Hollis was born in Tottenham, north London, and attended Tollington grammar school in Muswell Hill (now Fortismere school). Hollis was always cagey about discussing his life and background, but did say he took a course in child psychology at Sussex University which he failed to complete. His move into a musical career was greatly influenced by his older brother Ed, who was writer and producer for the Canvey Island pub rockers Eddie and the Hot Rods. Ed’s own musical tastes were eclectic, and he encouraged Mark to dip a toe into everything from free jazz to prog rock and American garage bands. The punkish spirit of the era could be discerned in Mark’s first band, the Reaction, who released the single I Can’t Resist in 1978.

Ed also influenced the line-up of the fledgling Talk Talk, helping Mark to find Webb, Harris and the keyboard player Simon Brenner, who all hailed from the Southend-on-Sea area.
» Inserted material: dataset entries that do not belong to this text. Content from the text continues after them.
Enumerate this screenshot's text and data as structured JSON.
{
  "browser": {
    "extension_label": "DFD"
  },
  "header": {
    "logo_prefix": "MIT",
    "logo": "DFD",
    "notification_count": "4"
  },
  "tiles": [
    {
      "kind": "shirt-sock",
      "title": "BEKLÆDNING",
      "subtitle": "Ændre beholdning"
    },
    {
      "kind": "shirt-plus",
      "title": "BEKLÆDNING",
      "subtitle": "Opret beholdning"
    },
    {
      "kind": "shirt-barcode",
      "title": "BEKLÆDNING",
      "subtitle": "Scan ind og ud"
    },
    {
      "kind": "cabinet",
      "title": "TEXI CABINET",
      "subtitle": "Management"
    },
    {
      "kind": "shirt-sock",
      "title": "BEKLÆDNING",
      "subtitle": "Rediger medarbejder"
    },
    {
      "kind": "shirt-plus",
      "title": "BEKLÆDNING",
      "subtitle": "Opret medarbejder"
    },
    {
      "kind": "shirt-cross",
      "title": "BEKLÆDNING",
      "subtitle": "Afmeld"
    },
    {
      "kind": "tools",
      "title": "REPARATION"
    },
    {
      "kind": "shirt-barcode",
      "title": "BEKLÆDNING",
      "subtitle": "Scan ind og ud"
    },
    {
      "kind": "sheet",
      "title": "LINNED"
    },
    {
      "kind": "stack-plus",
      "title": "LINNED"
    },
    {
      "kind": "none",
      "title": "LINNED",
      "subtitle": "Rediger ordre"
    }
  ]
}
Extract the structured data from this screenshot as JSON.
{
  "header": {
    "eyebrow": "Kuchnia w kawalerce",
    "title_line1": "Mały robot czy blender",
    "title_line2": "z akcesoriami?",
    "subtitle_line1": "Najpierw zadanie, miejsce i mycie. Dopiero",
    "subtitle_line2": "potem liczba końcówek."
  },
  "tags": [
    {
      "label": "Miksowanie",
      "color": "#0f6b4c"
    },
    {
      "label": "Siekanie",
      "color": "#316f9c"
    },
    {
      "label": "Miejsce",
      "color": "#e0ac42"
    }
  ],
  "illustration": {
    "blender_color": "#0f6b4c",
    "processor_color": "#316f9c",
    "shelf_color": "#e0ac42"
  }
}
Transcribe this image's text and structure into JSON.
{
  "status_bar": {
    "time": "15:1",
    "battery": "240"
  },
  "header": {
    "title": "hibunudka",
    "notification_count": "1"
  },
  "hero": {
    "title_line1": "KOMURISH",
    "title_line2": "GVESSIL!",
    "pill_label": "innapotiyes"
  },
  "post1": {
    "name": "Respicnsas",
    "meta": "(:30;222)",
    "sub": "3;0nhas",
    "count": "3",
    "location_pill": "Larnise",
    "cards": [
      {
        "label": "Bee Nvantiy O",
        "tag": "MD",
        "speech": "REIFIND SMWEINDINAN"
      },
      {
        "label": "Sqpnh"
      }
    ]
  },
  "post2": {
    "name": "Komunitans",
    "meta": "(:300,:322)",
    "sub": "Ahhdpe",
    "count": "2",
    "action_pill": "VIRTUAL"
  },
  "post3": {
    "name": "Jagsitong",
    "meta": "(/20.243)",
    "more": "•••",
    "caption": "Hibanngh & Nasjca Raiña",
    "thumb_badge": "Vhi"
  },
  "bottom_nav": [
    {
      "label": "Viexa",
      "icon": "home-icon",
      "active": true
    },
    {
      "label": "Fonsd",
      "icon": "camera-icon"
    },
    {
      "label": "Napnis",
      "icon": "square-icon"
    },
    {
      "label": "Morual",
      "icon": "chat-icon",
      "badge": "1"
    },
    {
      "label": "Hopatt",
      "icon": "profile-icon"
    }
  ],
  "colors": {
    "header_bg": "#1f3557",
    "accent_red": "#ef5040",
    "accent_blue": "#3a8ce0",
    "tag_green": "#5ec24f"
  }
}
Their deal with EMI came about after the A&R man Keith Aspden heard a demo tape they had sent to Island Music, which impressed Aspden so much that he left his previous job to become their manager. EMI put the group together with the producer Colin Thurston, who had worked with David Bowie, the Human League and Duran Duran, and they set to work on Talk Talk’s debut album.

The success of The Colour of Spring meant that Talk Talk had a bigger budget to play with on the follow-up, Spirit of Eden (1988), but Hollis’s musical thinking was now geared towards Debussy, Erik Satie and Ornette Coleman rather than other pop or rock acts. Spirit of Eden, with its startling musical textures, sudden changes of pace and interludes of silence, was as much a modern classical album as a pop record. Though many critics hailed it as a masterpiece and it reached the UK Top 20, EMI were frustrated at its lack of commercial selling points. After months of legal wrangling, band and label parted company.

Although Hollis hated the way Talk Talk were packaged by their label EMI in white suits and black ties and bundled in with New Romantics such as Duran Duran (whom they supported on tour) or Ultravox, even his early songs still stand up to critical scrutiny. Talk Talk, a UK No 23 in 1982, and It’s My Life, which reached 46 on the UK chart in 1984 and 13 when reissued in 1990, are punchy, melodic and tightly focused. Talk Talk’s debut album The Party’s Over climbed to 21 in Britain, but Hollis was dreaming of greater and grander things. The second album, It’s My Life (1984), found the group broadening its musical scope and instrumental palette, and while it reached only 35 in the UK, it cracked the US Top 50 and scored highly on charts across Europe, with European audiences also taking a shine to the single Such a Shame.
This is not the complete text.